Key Player In Waterboarding Policy 'Smug' Under Questioning
WASHINGTON - For years, congressional Democrats dreamed of getting a crack at a man they saw as a key player behind the use of waterboarding and other harsh interrogation methods against detainees in the war on terrorism -- methods the critics say amount to torture.
On Thursday, they finally got their wish: Thickly bearded and glaring out through half-rimmed glasses, David S. Addington, a top aide to Vice President Cheney and alleged master-mind of the legal rationale for the harsh techniques, appeared before a House subcommittee.
But rather than eliciting new information or forcing damaging admissions from the long-sought witness, the hearing turned into an emotion-charged demonstration of the hostility and mutual disdain between the most liberal critics of the Bush administration's war policies and one of the architects of those policies.
For his part, Addington provided little specific information on his role in pressing for controversial interrogation tactics at the military prison at Guantanamo Bay, Cuba, and with CIA prisoners. At the same time, he made it clear that he had played a central role in the matter.
And he lectured the committee on the continuing nature of the terrorist threat. "No American should think we're free, the war is over, Al Qaeda is not coming and they're not interested in getting us," Addington told the Constitution, civil rights and civil liberties subcommittee of the House Judiciary Committee. "Because that's wrong."
Yet when Democrats tried to pin him down on the moral and legal issues they considered crucial, Addington brushed them aside with barely concealed disdain.
Rep. Jerrold Nadler (D-N.Y.), who later characterized Addington's attitude as "smug," asked whether, if the interrogation program was found to be illegal, he would bear any responsibility.
"Is that a moral question or a legal question?" Addington asked, then said he bore no responsibility, legal or moral.

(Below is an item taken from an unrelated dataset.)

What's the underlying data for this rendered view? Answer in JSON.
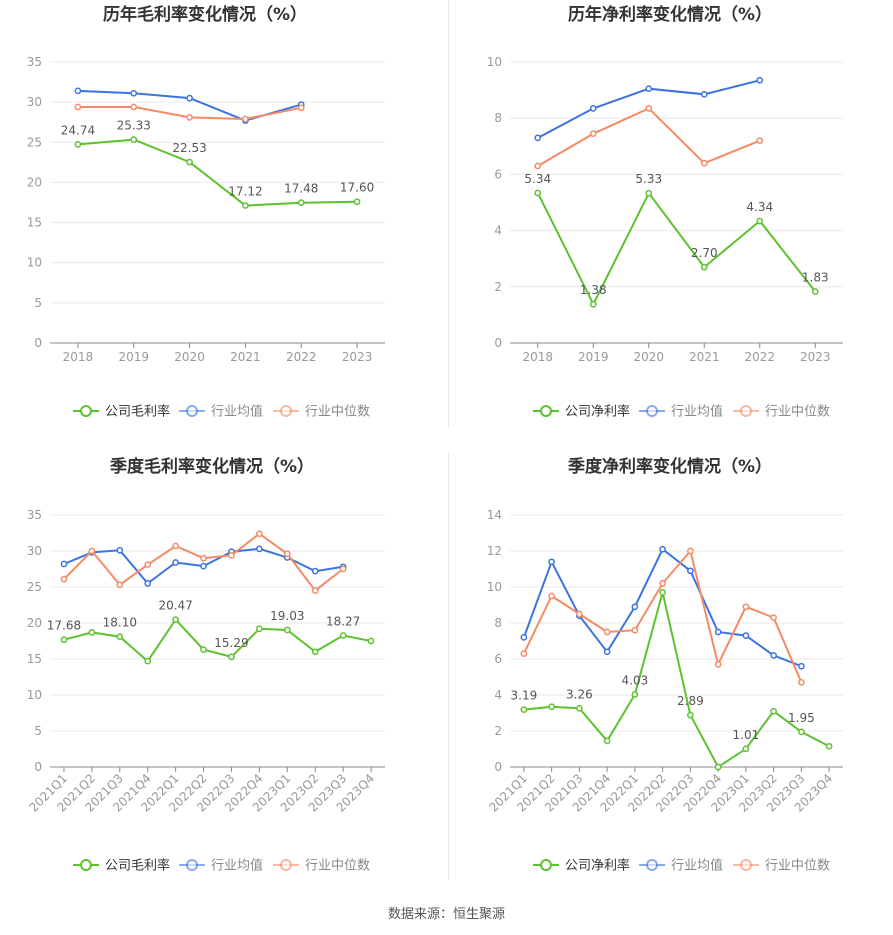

Was President Bush constrained by laws against torture? Addington refused to offer an opinion. Putting the question in extreme terms, Nadler asked Addington if torturing a detainee's child to get information would be legal.
"I'm not here to render legal advice to your committee," Addington shot back. "You do have attorneys of your own to give you legal advice."
Rep. Debbie Wasserman Schultz (D-Fla.) tried to press Addington on whether he had pushed interrogators at Guantanamo to utilize tougher techniques. When Addington said he did not recall, Wasserman Schultz said she found that "hard to fathom."
"Is there a question pending, ma'am?" Addington responded.
A Senate Armed Services Committee hearing last week showed that William J. Haynes II, former top Pentagon lawyer, helped push harsh techniques down to interrogators working at the Guantanamo prison. Pentagon lawyers helped transform techniques used to train pilots to resist enemy interrogation into tools for American interrogators, the panel found. The methods may have violated prohibitions on torture or cruel treatment.
Addington acknowledged attending many meetings with Haynes and other top officials. He said he was briefed by John Yoo, the former Justice Department lawyer who drafted many of the legal memos defending harsh techniques. He acknowledged multiple trips to Guantanamo and discussions with interrogators. He said he was familiar with the development of the CIA program. But he gave no details on what he said or did at such meetings.
Critics had hoped the hearing would show that, behind the scenes, Addington played a leading role in pushing for tough interrogation techniques. Addington said he was trying to maximize the president's options in dealing with terrorism and give protections to intelligence agents asked to do "tough things in wartime."
Perhaps the strangest exchange came at the end of the hearing. Rep. Bill Delahunt (D-Mass.) asked Addington whether waterboarding was discussed in meetings.
"I can't talk to you," Addington said. "Al Qaeda may watch these meetings."
Delahunt replied that he was sure they did. "I'm glad they finally have a chance to see you, Mr. Addington," Delahunt said. Without missing a beat, Addington answered, "I'm sure you're pleased."